Pensa-se que, quando a temperatura do corpo sofre alterações bruscas, o cérebro emite um sinal que desencadeia o bocejo. Este ato tem a função de trazer ar fresco para o cérebro, o que ajuda a estabilizar a sua temperatura. Além disso, o bocejo melhora a circulação sanguínea cerebral e estimula os músculos para manter o tónus necessário no tecido vascular.

Embora seja frequentemente associado ao sono, ao tédio ou ao cansaço, também se verificou que as pessoas bocejam por ansiedade ou excitação.

"Até agora, a resposta mais honesta é que não sabemos porque é que bocejamos", disse Adrian Guggisberg, professor de Neurociência Clínica na Universidade de Genebra, ao New York Times.
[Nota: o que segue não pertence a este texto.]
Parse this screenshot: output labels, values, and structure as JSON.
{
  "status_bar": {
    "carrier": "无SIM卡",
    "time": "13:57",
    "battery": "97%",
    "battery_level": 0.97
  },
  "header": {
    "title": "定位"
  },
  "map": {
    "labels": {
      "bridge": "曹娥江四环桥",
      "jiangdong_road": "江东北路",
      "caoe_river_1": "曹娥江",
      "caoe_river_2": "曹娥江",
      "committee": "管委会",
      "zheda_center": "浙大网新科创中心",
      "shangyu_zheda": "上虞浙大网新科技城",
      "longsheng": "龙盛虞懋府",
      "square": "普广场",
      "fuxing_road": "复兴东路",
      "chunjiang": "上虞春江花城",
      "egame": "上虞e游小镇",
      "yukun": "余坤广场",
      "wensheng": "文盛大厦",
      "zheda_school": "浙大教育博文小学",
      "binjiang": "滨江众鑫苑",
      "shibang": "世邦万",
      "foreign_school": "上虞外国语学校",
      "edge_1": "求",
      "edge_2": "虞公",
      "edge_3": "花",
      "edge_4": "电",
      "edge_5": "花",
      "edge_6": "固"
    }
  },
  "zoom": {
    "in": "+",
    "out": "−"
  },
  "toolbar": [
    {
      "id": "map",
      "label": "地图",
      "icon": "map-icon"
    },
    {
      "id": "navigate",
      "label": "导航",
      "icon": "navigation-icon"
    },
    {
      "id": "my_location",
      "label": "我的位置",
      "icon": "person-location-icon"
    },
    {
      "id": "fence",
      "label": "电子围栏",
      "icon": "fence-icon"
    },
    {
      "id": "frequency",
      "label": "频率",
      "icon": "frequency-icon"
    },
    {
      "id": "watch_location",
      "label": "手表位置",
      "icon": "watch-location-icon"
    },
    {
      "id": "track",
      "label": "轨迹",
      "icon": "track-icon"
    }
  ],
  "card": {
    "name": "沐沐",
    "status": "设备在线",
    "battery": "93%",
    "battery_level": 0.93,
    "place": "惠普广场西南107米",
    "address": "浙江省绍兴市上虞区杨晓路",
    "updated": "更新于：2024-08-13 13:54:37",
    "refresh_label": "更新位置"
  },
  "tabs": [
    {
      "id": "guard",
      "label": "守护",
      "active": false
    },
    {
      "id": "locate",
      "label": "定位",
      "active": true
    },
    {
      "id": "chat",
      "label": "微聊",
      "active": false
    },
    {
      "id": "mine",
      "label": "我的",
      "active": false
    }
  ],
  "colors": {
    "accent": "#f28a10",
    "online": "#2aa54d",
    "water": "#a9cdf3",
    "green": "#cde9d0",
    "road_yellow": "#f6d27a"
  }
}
A verdade é que, depois de bocejarmos, sentimos uma espécie de alívio ou recarga de energia. Talvez o bocejo seja uma combinação de todas as teorias que têm sido propostas. No entanto, o mais curioso do bocejo é o inevitável efeito de contágio, e é aqui que parece haver mais desacordo entre os cientistas.

Contágio e controvérsias

Há alguns anos, um anúncio telefónico captou o efeito de contágio encadeado produzido pelo bocejo. Como num jogo de apanhada, uma rapariga boceja na rua; um guarda vê-a e boceja; um cobrador vê o guarda e boceja. E assim por diante.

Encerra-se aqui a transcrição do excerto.